Il ministro scrive al governatore della Lombardia: "In una fase così complessa per la Nazione, desidero invitarla a lavorare insieme a tutte le istituzioni coinvolte, per trovare soluzioni differenti da quella adottata, nel rispetto del diritto alla salute dei cittadini e del diritto allo studio dei nostri studenti"

Foto Mauro Scrobogna /LaPresse .

MILANO – Scontro Sala-Azzolina sulla didattica a distanza. Contrario che le lezioni si svolgano solo via internet il primo cittadino milanese, sponsorizza il metodo on line invece il ministro dell’Istruzione.

Sala: scuola ultima a chiudere

Il sindaco meneghino Giuseppe Sala dopo l’ordinanza di ieri della Lombardia firmata dal governatore Attilio Fontana si dichiara fervido sostenitore di una didattica alternata in quanto “solamente a distanza in questo momento non ha senso – ha detto – bisogna alternare didattica a distanza e presenza nelle scuole superiori. I ragazzi hanno il diritto di stare a scuola, con buon senso, perché un pò di alternanza ci sta, ma abbiamo appena riaperto e non si può richiudere adesso”.

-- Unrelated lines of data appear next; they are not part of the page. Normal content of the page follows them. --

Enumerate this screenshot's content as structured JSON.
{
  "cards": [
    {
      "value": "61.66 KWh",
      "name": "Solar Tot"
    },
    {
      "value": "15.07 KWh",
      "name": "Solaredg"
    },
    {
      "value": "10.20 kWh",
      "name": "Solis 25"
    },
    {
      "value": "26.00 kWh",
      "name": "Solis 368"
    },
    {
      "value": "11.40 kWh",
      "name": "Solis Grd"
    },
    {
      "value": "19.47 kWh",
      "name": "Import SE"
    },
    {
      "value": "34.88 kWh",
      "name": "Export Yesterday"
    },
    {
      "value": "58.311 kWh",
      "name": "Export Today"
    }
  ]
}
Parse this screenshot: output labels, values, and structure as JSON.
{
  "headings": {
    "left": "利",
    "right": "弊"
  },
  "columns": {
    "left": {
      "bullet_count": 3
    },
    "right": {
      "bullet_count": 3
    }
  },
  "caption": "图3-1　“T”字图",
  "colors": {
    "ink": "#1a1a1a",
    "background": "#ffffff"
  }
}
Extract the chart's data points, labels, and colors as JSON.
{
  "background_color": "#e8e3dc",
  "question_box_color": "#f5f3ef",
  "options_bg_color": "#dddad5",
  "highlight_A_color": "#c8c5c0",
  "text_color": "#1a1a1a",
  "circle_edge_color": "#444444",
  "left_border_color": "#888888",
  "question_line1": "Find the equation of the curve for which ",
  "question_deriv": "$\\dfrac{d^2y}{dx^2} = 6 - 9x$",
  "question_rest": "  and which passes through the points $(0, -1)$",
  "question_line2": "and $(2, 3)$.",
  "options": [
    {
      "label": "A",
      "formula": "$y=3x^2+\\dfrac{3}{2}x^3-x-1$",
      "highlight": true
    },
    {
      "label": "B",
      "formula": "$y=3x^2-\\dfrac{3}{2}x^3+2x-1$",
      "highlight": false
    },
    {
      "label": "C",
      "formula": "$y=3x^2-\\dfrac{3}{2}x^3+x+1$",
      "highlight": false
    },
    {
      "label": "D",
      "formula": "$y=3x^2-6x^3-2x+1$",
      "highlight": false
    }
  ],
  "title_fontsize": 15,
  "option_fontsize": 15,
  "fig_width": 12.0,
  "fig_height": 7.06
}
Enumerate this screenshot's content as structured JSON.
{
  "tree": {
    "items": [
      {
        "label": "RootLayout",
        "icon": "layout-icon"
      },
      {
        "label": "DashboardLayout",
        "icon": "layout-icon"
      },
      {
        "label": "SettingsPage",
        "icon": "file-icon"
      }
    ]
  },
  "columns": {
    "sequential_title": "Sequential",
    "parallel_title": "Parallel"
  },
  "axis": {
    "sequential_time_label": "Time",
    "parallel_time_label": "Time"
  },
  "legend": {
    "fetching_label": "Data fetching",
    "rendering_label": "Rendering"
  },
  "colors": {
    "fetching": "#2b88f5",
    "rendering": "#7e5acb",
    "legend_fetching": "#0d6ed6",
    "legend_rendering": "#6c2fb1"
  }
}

La scuola deve essere l’ultima a chiudere. “Oggi abbiamo un incontro video fra i sindaci della Lombardia e il presidente Fontana e vogliamo rivedere la questione. Noi ci opporremo e spero che lo modifichi e che prevalga il buon senso. Così non va bene”. Sala ha auspicato con il governo una condivisione delle decisioni. “Io rispetto molto il presidente del Consiglio, ma l’idea improvvisata di scaricare sui sindaci la chiusura di piazze e di vie senza che noi sindaci sapessimo niente è sbagliato. Non tanto perché si dà la responsabilità ai sindaci, ma perché queste misure vanno verificate con chi sta sul territorio. In questo momento servono nervi saldi, ma prima di tutto bisogna pesare parola per parola e condividere tutto”. Intanto è partita anche una petizione su change. org a favore del “No alla Didattica a Distanza (DAD) per le scuole superiori della Lombardia”.

Azzolina: si riveda l’ordinanza

“In una fase così complessa per la Nazione – ha scritto Azzolina nella sua lettera al governatore lombardo Fontana affinché riveda l’ordinanza – desidero invitarla a lavorare insieme a tutte le istituzioni coinvolte, per trovare soluzioni differenti da quella adottata, nel rispetto del diritto alla salute dei cittadini e del diritto allo studio dei nostri studenti e delle nostre studentesse. Ciò appare come una imposizione che non tiene conto delle specificità dei contesti territoriali e degli enormi sforzi compiuti da tutta la comunità scolastica, a cui va il mio ringraziamento, per garantire il corretto avvio e l’ordinario svolgimento dell’anno scolastico”.